Brief An Eine Marionette Poem by Wolfgang Tietze

Brief An Eine Marionette

Ich bin müde, und mein Auge schläft leicht
über den Wassern der Zeilen,
derweilen ich Dir schreibe.

Fest zu glauben, dass der Schatten eines Körpers
an den Fäden des Schöpfers, oder Puppenspielers,
die Schwerkraft in das graziöseste Leben umwandeln wird,
ist mir möglich,
wenn er und ich die unendliche Mitte der Schwerkraft
oder die Mitte der Seele entfalten
zum vollkommenen Tanz nicht nur aller Glieder.

Ich las von altersher, und Du siehst es überall,
dass auch das goldene Kalb tanzen kann,
und wir haben in der Nachfolge,
in den unendlichen Dubletten,
die sich für alles andere und verschiedenstes ausgeben,
im Anschaun und Bewegen und Begehen
eines hellicht dunklen Tages
vielleicht das Licht unserer Seele aufgegeben.

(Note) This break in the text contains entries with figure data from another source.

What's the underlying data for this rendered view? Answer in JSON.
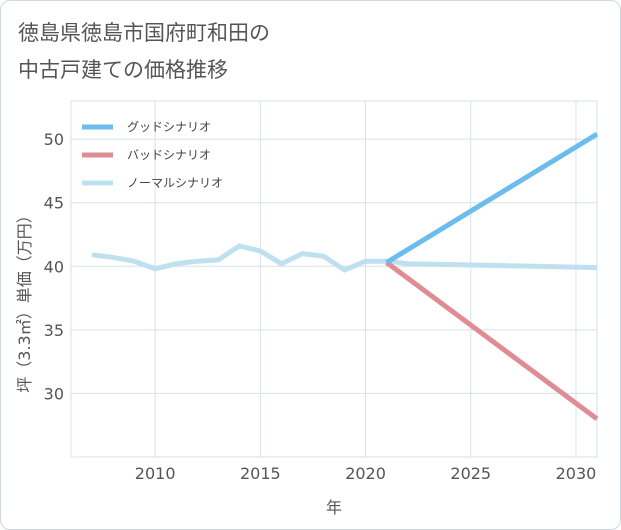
{
  "colors": {
    "good": "#6cbcee",
    "bad": "#e08c95",
    "normal": "#bfe0ee",
    "grid": "#d6e2ea",
    "text": "#555555"
  },
  "chart_data": {
    "type": "line",
    "title": "徳島県徳島市国府町和田の\n中古戸建ての価格推移",
    "xlabel": "年",
    "ylabel": "坪（3.3㎡）単価（万円）",
    "xlim": [
      2006,
      2031
    ],
    "ylim": [
      25,
      53
    ],
    "xticks": [
      2010,
      2015,
      2020,
      2025,
      2030
    ],
    "yticks": [
      30,
      35,
      40,
      45,
      50
    ],
    "legend_position": "top-left",
    "series": [
      {
        "name": "グッドシナリオ",
        "color_key": "good",
        "x": [
          2021,
          2031
        ],
        "y": [
          40.3,
          50.4
        ]
      },
      {
        "name": "バッドシナリオ",
        "color_key": "bad",
        "x": [
          2021,
          2031
        ],
        "y": [
          40.3,
          28.0
        ]
      },
      {
        "name": "ノーマルシナリオ",
        "color_key": "normal",
        "x": [
          2007,
          2008,
          2009,
          2010,
          2011,
          2012,
          2013,
          2014,
          2015,
          2016,
          2017,
          2018,
          2019,
          2020,
          2021,
          2022,
          2025,
          2028,
          2031
        ],
        "y": [
          40.9,
          40.7,
          40.4,
          39.8,
          40.2,
          40.4,
          40.5,
          41.6,
          41.2,
          40.2,
          41.0,
          40.8,
          39.7,
          40.4,
          40.4,
          40.2,
          40.1,
          40.0,
          39.9
        ]
      }
    ]
  }
}
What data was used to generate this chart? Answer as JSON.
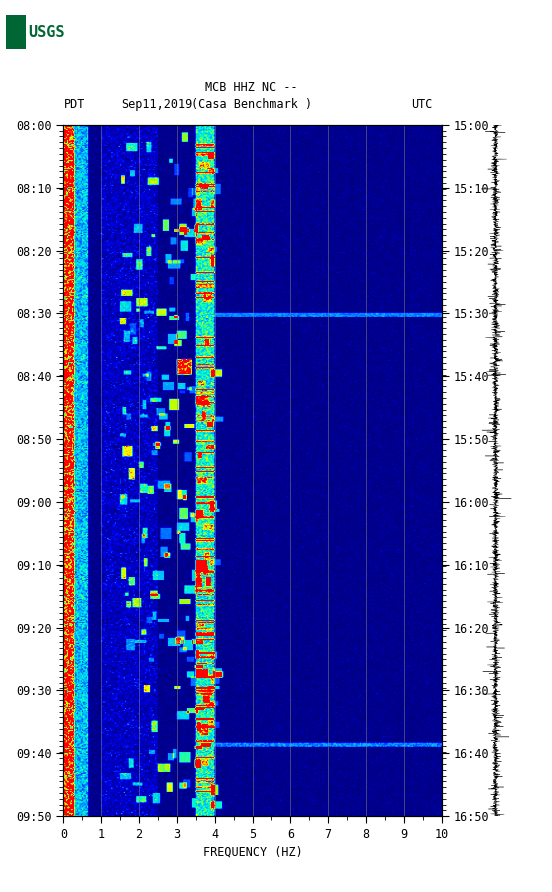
{
  "title_line1": "MCB HHZ NC --",
  "title_line2": "(Casa Benchmark )",
  "left_label": "PDT",
  "date_label": "Sep11,2019",
  "right_label": "UTC",
  "freq_label": "FREQUENCY (HZ)",
  "freq_min": 0,
  "freq_max": 10,
  "ytick_pdt": [
    "08:00",
    "08:10",
    "08:20",
    "08:30",
    "08:40",
    "08:50",
    "09:00",
    "09:10",
    "09:20",
    "09:30",
    "09:40",
    "09:50"
  ],
  "ytick_utc": [
    "15:00",
    "15:10",
    "15:20",
    "15:30",
    "15:40",
    "15:50",
    "16:00",
    "16:10",
    "16:20",
    "16:30",
    "16:40",
    "16:50"
  ],
  "xticks": [
    0,
    1,
    2,
    3,
    4,
    5,
    6,
    7,
    8,
    9,
    10
  ],
  "background_color": "#ffffff",
  "usgs_color": "#006633",
  "vertical_lines_freq": [
    1.0,
    2.0,
    3.0,
    4.0,
    5.0,
    6.0,
    7.0,
    8.0,
    9.0
  ],
  "fig_width": 5.52,
  "fig_height": 8.92,
  "cmap_colors": [
    [
      0.0,
      "#000080"
    ],
    [
      0.15,
      "#0000FF"
    ],
    [
      0.3,
      "#0055FF"
    ],
    [
      0.45,
      "#00BBFF"
    ],
    [
      0.6,
      "#00FFCC"
    ],
    [
      0.72,
      "#AAFF00"
    ],
    [
      0.82,
      "#FFFF00"
    ],
    [
      0.91,
      "#FF8800"
    ],
    [
      1.0,
      "#FF0000"
    ]
  ]
}
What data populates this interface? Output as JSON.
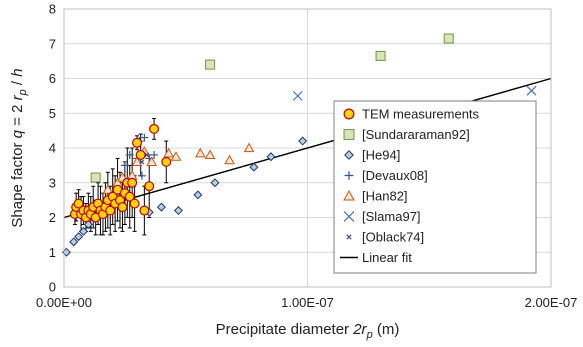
{
  "chart_data": {
    "type": "scatter",
    "title": "",
    "xlabel": {
      "prefix": "Precipitate diameter ",
      "var": "2r",
      "sub": "p",
      "suffix": " (m)"
    },
    "ylabel": {
      "prefix": "Shape factor ",
      "var": "q",
      "eq": " = 2 ",
      "var2": "r",
      "sub": "p",
      "div": " / ",
      "var3": "h"
    },
    "xlim": [
      0,
      2e-07
    ],
    "ylim": [
      0,
      8
    ],
    "xticks": [
      0,
      1e-07,
      2e-07
    ],
    "xtick_labels": [
      "0.00E+00",
      "1.00E-07",
      "2.00E-07"
    ],
    "yticks": [
      0,
      1,
      2,
      3,
      4,
      5,
      6,
      7,
      8
    ],
    "ytick_labels": [
      "0",
      "1",
      "2",
      "3",
      "4",
      "5",
      "6",
      "7",
      "8"
    ],
    "grid": {
      "horizontal": true,
      "vertical": true
    },
    "legend_position": "right",
    "series": [
      {
        "name": "TEM measurements",
        "marker": "circle",
        "color": "#FFD200",
        "stroke": "#C00000",
        "points": [
          [
            4.5e-09,
            2.1,
            0.3
          ],
          [
            5e-09,
            2.3,
            0.4
          ],
          [
            6e-09,
            2.4,
            0.4
          ],
          [
            7e-09,
            2.1,
            0.5
          ],
          [
            8e-09,
            2.2,
            0.4
          ],
          [
            9e-09,
            2.0,
            0.4
          ],
          [
            1e-08,
            2.2,
            0.5
          ],
          [
            1.1e-08,
            2.1,
            0.5
          ],
          [
            1.2e-08,
            2.3,
            0.6
          ],
          [
            1.3e-08,
            2.0,
            0.5
          ],
          [
            1.4e-08,
            2.4,
            0.6
          ],
          [
            1.5e-08,
            2.2,
            0.7
          ],
          [
            1.6e-08,
            2.1,
            0.6
          ],
          [
            1.7e-08,
            2.3,
            0.7
          ],
          [
            1.8e-08,
            2.5,
            0.8
          ],
          [
            1.9e-08,
            2.2,
            0.7
          ],
          [
            2e-08,
            2.6,
            0.8
          ],
          [
            2.1e-08,
            2.4,
            0.8
          ],
          [
            2.2e-08,
            2.8,
            0.9
          ],
          [
            2.3e-08,
            2.5,
            0.8
          ],
          [
            2.4e-08,
            2.3,
            0.7
          ],
          [
            2.5e-08,
            2.7,
            0.9
          ],
          [
            2.6e-08,
            3.0,
            1.0
          ],
          [
            2.7e-08,
            2.6,
            0.9
          ],
          [
            2.8e-08,
            3.0,
            1.0
          ],
          [
            2.9e-08,
            2.4,
            0.8
          ],
          [
            3e-08,
            4.15,
            0.2
          ],
          [
            3.15e-08,
            3.8,
            0.6
          ],
          [
            3.3e-08,
            2.2,
            0.7
          ],
          [
            3.5e-08,
            2.9,
            0.9
          ],
          [
            3.7e-08,
            4.55,
            0.3
          ],
          [
            4.2e-08,
            3.6,
            0.6
          ]
        ]
      },
      {
        "name": "[Sundararaman92]",
        "marker": "square",
        "color": "#D8E4BC",
        "stroke": "#76933C",
        "points": [
          [
            1.3e-08,
            3.15
          ],
          [
            6e-08,
            6.4
          ],
          [
            1.3e-07,
            6.65
          ],
          [
            1.58e-07,
            7.15
          ]
        ]
      },
      {
        "name": "[He94]",
        "marker": "diamond",
        "color": "#B8CCE4",
        "stroke": "#1F3864",
        "points": [
          [
            1e-09,
            1.0
          ],
          [
            4e-09,
            1.3
          ],
          [
            6e-09,
            1.45
          ],
          [
            8e-09,
            1.6
          ],
          [
            1e-08,
            1.8
          ],
          [
            1.2e-08,
            2.0
          ],
          [
            1.5e-08,
            2.2
          ],
          [
            1.8e-08,
            2.4
          ],
          [
            2.2e-08,
            2.6
          ],
          [
            3.5e-08,
            2.15
          ],
          [
            4e-08,
            2.3
          ],
          [
            4.7e-08,
            2.2
          ],
          [
            5.5e-08,
            2.65
          ],
          [
            6.2e-08,
            3.0
          ],
          [
            7.8e-08,
            3.45
          ],
          [
            8.5e-08,
            3.75
          ],
          [
            9.8e-08,
            4.2
          ]
        ]
      },
      {
        "name": "[Devaux08]",
        "marker": "plus",
        "color": "#2F5597",
        "points": [
          [
            1.5e-08,
            2.2
          ],
          [
            2e-08,
            2.7
          ],
          [
            2.3e-08,
            2.6
          ],
          [
            2.5e-08,
            3.5
          ],
          [
            2.6e-08,
            3.1
          ],
          [
            2.8e-08,
            2.9
          ],
          [
            3e-08,
            3.7
          ],
          [
            3.1e-08,
            4.2
          ],
          [
            3.3e-08,
            4.3
          ],
          [
            3.5e-08,
            3.7
          ],
          [
            3.7e-08,
            3.8
          ],
          [
            2.7e-08,
            3.8
          ],
          [
            3.2e-08,
            3.2
          ]
        ]
      },
      {
        "name": "[Han82]",
        "marker": "triangle",
        "color": "#FBE5D6",
        "stroke": "#C55A11",
        "points": [
          [
            1.8e-08,
            2.8
          ],
          [
            2e-08,
            2.5
          ],
          [
            2.2e-08,
            3.0
          ],
          [
            2.4e-08,
            3.15
          ],
          [
            2.8e-08,
            3.2
          ],
          [
            3e-08,
            3.6
          ],
          [
            3.3e-08,
            3.9
          ],
          [
            3.6e-08,
            3.6
          ],
          [
            4.3e-08,
            3.85
          ],
          [
            4.6e-08,
            3.75
          ],
          [
            5.6e-08,
            3.85
          ],
          [
            6e-08,
            3.8
          ],
          [
            6.8e-08,
            3.65
          ],
          [
            7.6e-08,
            4.0
          ]
        ]
      },
      {
        "name": "[Slama97]",
        "marker": "x",
        "color": "#4472C4",
        "points": [
          [
            9.6e-08,
            5.5
          ],
          [
            1.92e-07,
            5.65
          ]
        ]
      },
      {
        "name": "[Oblack74]",
        "marker": "smallx",
        "color": "#2F5597",
        "points": [
          [
            3.2e-08,
            3.6
          ],
          [
            3.4e-08,
            3.8
          ]
        ]
      },
      {
        "name": "Linear fit",
        "marker": "line",
        "color": "#000000",
        "points": [
          [
            0,
            2.0
          ],
          [
            2e-07,
            6.0
          ]
        ]
      }
    ]
  }
}
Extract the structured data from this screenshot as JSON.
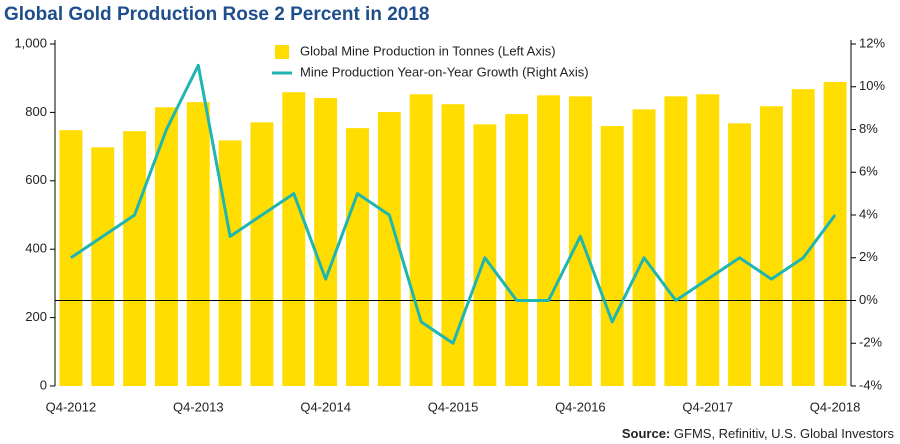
{
  "chart_data": {
    "type": "bar-line",
    "title": "Global Gold Production Rose 2 Percent in 2018",
    "source_label": "Source:",
    "source": "GFMS, Refinitiv, U.S. Global Investors",
    "categories": [
      "Q4-2012",
      null,
      null,
      null,
      "Q4-2013",
      null,
      null,
      null,
      "Q4-2014",
      null,
      null,
      null,
      "Q4-2015",
      null,
      null,
      null,
      "Q4-2016",
      null,
      null,
      null,
      "Q4-2017",
      null,
      null,
      null,
      "Q4-2018"
    ],
    "series": [
      {
        "name": "Global Mine Production in Tonnes (Left Axis)",
        "type": "bar",
        "color": "#ffdd00",
        "axis": "y",
        "values": [
          748,
          698,
          745,
          815,
          830,
          718,
          771,
          859,
          842,
          754,
          801,
          853,
          824,
          765,
          795,
          850,
          847,
          760,
          809,
          847,
          853,
          768,
          818,
          868,
          889
        ]
      },
      {
        "name": "Mine Production Year-on-Year Growth (Right Axis)",
        "type": "line",
        "color": "#1fb5b0",
        "axis": "y2",
        "values": [
          2,
          3,
          4,
          8,
          11,
          3,
          4,
          5,
          1,
          5,
          4,
          -1,
          -2,
          2,
          0,
          0,
          3,
          -1,
          2,
          0,
          1,
          2,
          1,
          2,
          4
        ]
      }
    ],
    "ylim": [
      0,
      1000
    ],
    "yticks": [
      0,
      200,
      400,
      600,
      800,
      {
        "value": 1000,
        "label": "1,000"
      }
    ],
    "y2lim": [
      -4,
      12
    ],
    "y2ticks": [
      {
        "value": -4,
        "label": "-4%"
      },
      {
        "value": -2,
        "label": "-2%"
      },
      {
        "value": 0,
        "label": "0%"
      },
      {
        "value": 2,
        "label": "2%"
      },
      {
        "value": 4,
        "label": "4%"
      },
      {
        "value": 6,
        "label": "6%"
      },
      {
        "value": 8,
        "label": "8%"
      },
      {
        "value": 10,
        "label": "10%"
      },
      {
        "value": 12,
        "label": "12%"
      }
    ],
    "zero_line_y2": 0,
    "grid": false
  }
}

Darum folge ich Dir in das Innere
dieser unendlichen Schwerkraft,
aber ich schaue mich dort nach Brancusis Schildkröte um,
ich schaue dorthin, wo sie in Schweben
über dem Grund, ja ein wunderba leichtes inneres Fliegen übergeht,
und vertreibe so das teuflisch gewordene „Gyroskopische",
das die Luft und die Fäden nimmt wie die Leiber,
den Petrushka in „aller Schönheit" tanzen läßt
wie die Arachne beißen.

Ich will, dass Du Dich erinnerst
oder neu mich fragst nach dem Tag,
als wir überein kamen,
mit der Seele noch des Unbelebten zu sprechen,
dass das Lied, der Tanz und die Hymne beginne.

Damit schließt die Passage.